A friend with an outlier badger sett just the other side of the hedge was reminded of his intermittent neighbours on a brilliant morning last week when two football-sized bundles of dry grass appeared on his garden path. The spring-cleaning of the sett and the gathering of fresh bedding has been a reassurance that all is well next door, welcomed even in the year when the animals wrenched a sheaf from his best daffodils, just nicely in flower.
Since each neat, strawy bundle is about as much as a badger’s short arms could embrace, it’s a puzzle to find two so readily abandoned, seemingly for good. But much of the badger world is still mysterious, despite the immense amounts of research devoted to them.
It’s getting on for half a century since the first one, dead of bovine TB, was found in Gloucestershire, an English hot-spot of the cattle disease. Then this paper’s environment correspondent, I predicted a grim future for the animal in Ireland, despite nominal protection under the Wildlife Act.
According to research by the Irish Wildlife Trust (IWT), the Government's culling programme in areas of TB outbreak has so far killed about 100,000 badgers. Scientific estimates of their total national population have fallen successively: 148,000 in 1995, 84,000 in 2009, to 60,000 in 2012 – a trend that could suggest extinction by 2020. The IWT complained of this decline to the Council of Europe and, in 2012, the Government responded, in a lengthy dossier of evidence (T-PVS/Files (2012) 33).
Some of the great span of the figures, it suggested, had come from different bases of calculation, including assumptions of average badger numbers in a social group. The report accepted estimates of up to 120,000 badgers in the Republic before 2000, down to about 70,000 badgers in 2012.
But, it said, the annual amount of new land “being brought under treatment” is now falling, and: “As the badger vaccination programme is gradually rolled out, the level of culling will be further reduced.”
The mammal “red list” for Ireland, published by the National Parks and Wildlife Service in 2009, suggested that, despite the culling, badger baiting and sett interference, the badger population was not threatened and of “least concern” to the International Union for Conservation of Nature (IUCN).
However, charting the progress of the vaccination programme can be like tracing the tunnels in a big badger sett. Given the years it can take between a laboratory “breakthrough” in human disease intervention and bringing a new pill into use, it is, perhaps, not surprising that administering an effective dose to a large, wild, free-roaming animal has presented many time-consuming problems. After nearly 20 years, it seems we may be getting there.

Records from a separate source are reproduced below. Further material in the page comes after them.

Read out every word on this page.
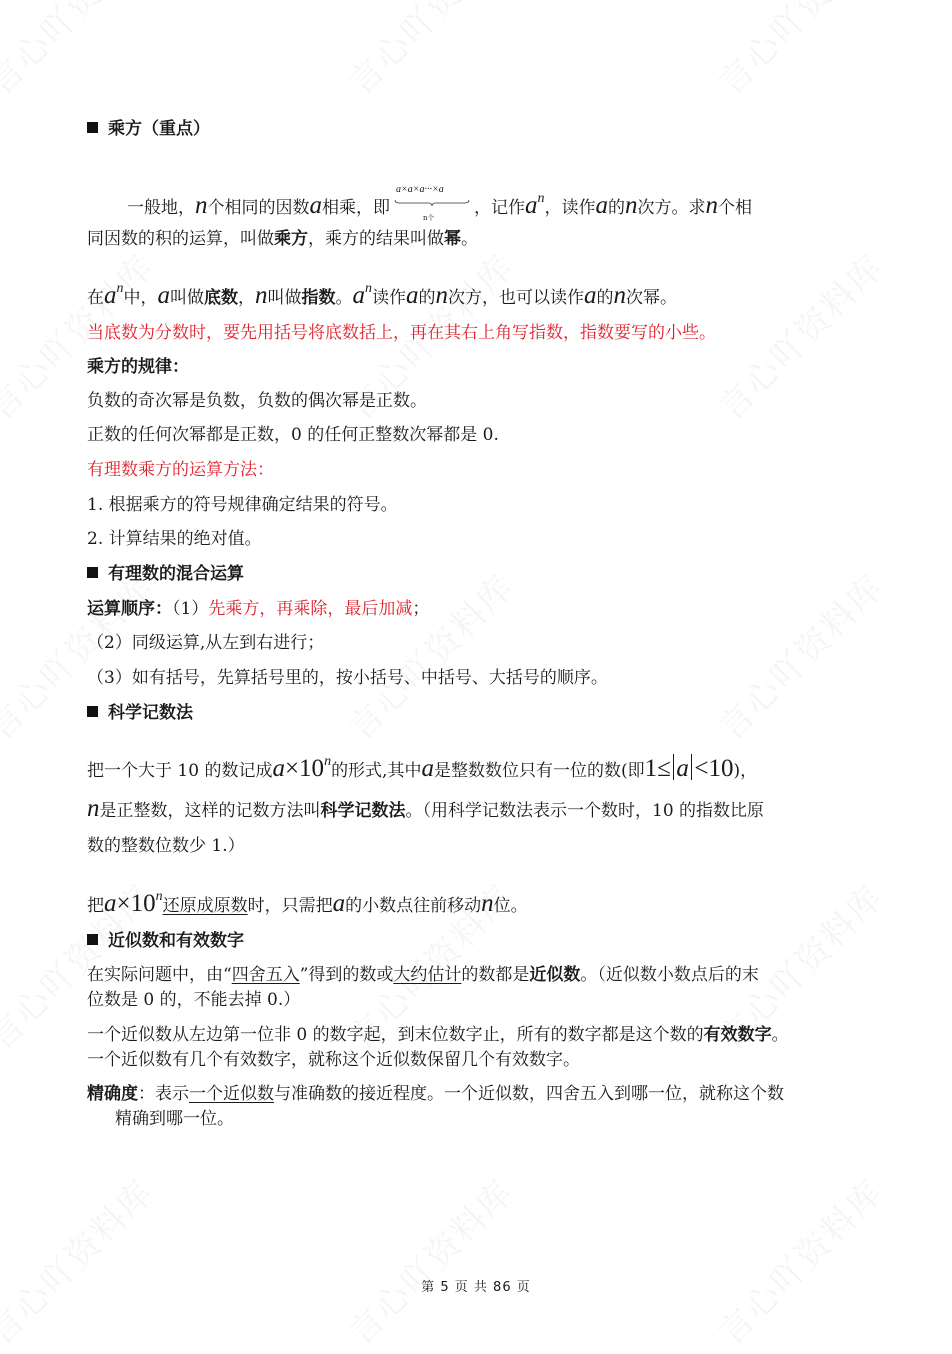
乘方（重点）
一般地，n个相同的因数a相乘，即
a×a×a···×a
n个 ，记作$a^n$，读作a的n次方。求n个相
同因数的积的运算，叫做乘方，乘方的结果叫做幂。
在$a^n$中，a叫做底数，n叫做指数。$a^n$读作a的n次方，也可以读作a的n次幂。
当底数为分数时，要先用括号将底数括上，再在其右上角写指数，指数要写的小些。
乘方的规律：
负数的奇次幂是负数，负数的偶次幂是正数。
正数的任何次幂都是正数，0 的任何正整数次幂都是 0.
有理数乘方的运算方法：
1. 根据乘方的符号规律确定结果的符号。
2. 计算结果的绝对值。
有理数的混合运算
运算顺序：（1）先乘方，再乘除，最后加减；
（2）同级运算,从左到右进行；
（3）如有括号，先算括号里的，按小括号、中括号、大括号的顺序。
科学记数法
把一个大于 10 的数记成$a\times 10^n$的形式,其中a是整数数位只有一位的数(即1≤ a <10)，
n是正整数，这样的记数方法叫科学记数法。（用科学记数法表示一个数时，10 的指数比原
数的整数位数少 1.）
把$a\times 10^n$还原成原数时，只需把a的小数点往前移动n位。
近似数和有效数字
在实际问题中，由“四舍五入”得到的数或大约估计的数都是近似数。（近似数小数点后的末
位数是 0 的，不能去掉 0.）
一个近似数从左边第一位非 0 的数字起，到末位数字止，所有的数字都是这个数的有效数字。
一个近似数有几个有效数字，就称这个近似数保留几个有效数字。
精确度：表示一个近似数与准确数的接近程度。一个近似数，四舍五入到哪一位，就称这个数
精确到哪一位。
第 5 页 共 86 页
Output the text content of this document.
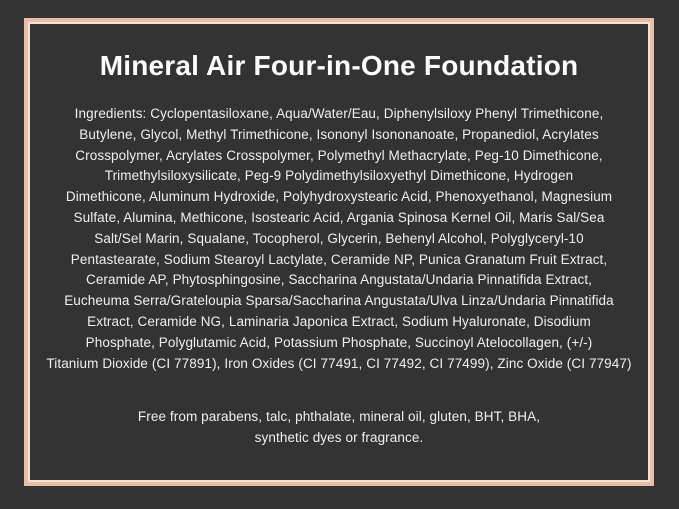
Mineral Air Four-in-One Foundation
Ingredients: Cyclopentasiloxane, Aqua/Water/Eau, Diphenylsiloxy Phenyl Trimethicone,
Butylene, Glycol, Methyl Trimethicone, Isononyl Isononanoate, Propanediol, Acrylates
Crosspolymer, Acrylates Crosspolymer, Polymethyl Methacrylate, Peg-10 Dimethicone,
Trimethylsiloxysilicate, Peg-9 Polydimethylsiloxyethyl Dimethicone, Hydrogen
Dimethicone, Aluminum Hydroxide, Polyhydroxystearic Acid, Phenoxyethanol, Magnesium
Sulfate, Alumina, Methicone, Isostearic Acid, Argania Spinosa Kernel Oil, Maris Sal/Sea
Salt/Sel Marin, Squalane, Tocopherol, Glycerin, Behenyl Alcohol, Polyglyceryl-10
Pentastearate, Sodium Stearoyl Lactylate, Ceramide NP, Punica Granatum Fruit Extract,
Ceramide AP, Phytosphingosine, Saccharina Angustata/Undaria Pinnatifida Extract,
Eucheuma Serra/Grateloupia Sparsa/Saccharina Angustata/Ulva Linza/Undaria Pinnatifida
Extract, Ceramide NG, Laminaria Japonica Extract, Sodium Hyaluronate, Disodium
Phosphate, Polyglutamic Acid, Potassium Phosphate, Succinoyl Atelocollagen, (+/-)
Titanium Dioxide (CI 77891), Iron Oxides (CI 77491, CI 77492, CI 77499), Zinc Oxide (CI 77947)
Free from parabens, talc, phthalate, mineral oil, gluten, BHT, BHA,
synthetic dyes or fragrance.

The 15-year work programme launched by the Department of Agriculture in 1998 had first to adapt and develop the BCG vaccine that controls the disease in humans.
Tests on the best ways to administer it were trialled on captive badgers, but the wild environment has different conditions. Vaccination of wild badgers on a wide enough scale has also to reckon with the cost.
European success in halting the spread of rabies in foxes by scattering the countryside with medicated baits seemed to offer a ready line of research. But what is the flavour most appealing to Meles meles? Aniseed, apple, curry, fish, garlic, peanut and strawberry were all tested in the field. Carob and cocoa powder were the most eagerly gobbled up, as chocolate-covered peanut bars. But how do you stop a group's dominant badger from scoffing the lot?
While such logistics are under study, a key three-year field trial has been completed in 755sq km of Co Kilkenny. Some 300 badgers were living there, around one third of them, probably, with TB as judged from previous culling.
In an elaborate double-blind trial, some badgers received an oral vaccine, others a placebo, with sweeps of recapture to test individual immune responses. At the end of the trial, all were “depopulated” and the badgers lined up for post mortems. Analysis is as yet unreported.
In Northern Ireland in 2012 the Minister for Agriculture Michelle O’Neill asked her officials to design and cost a new approach, namely catching and testing live badgers, culling those with TB and hand-vaccinating the others for release. This has been welcomed by the Irish Wildlife Trust, especially for apparent approval by both farmers and conservationists.
Meanwhile, the exact means by which cattle and badgers are exchanging TB remains an intransigent mystery. A long-term study by TCD zoologists, led by Dr Nicola Marples, has used satellite tracking collars to follow the movements of 40 badgers in Co Wicklow.
It has found that, while the animals make long journeys at night, they clearly avoid fields where cattle were present, as well as most kinds of farmyard. Knowing just where to offer badgers free chocolates will not be easy.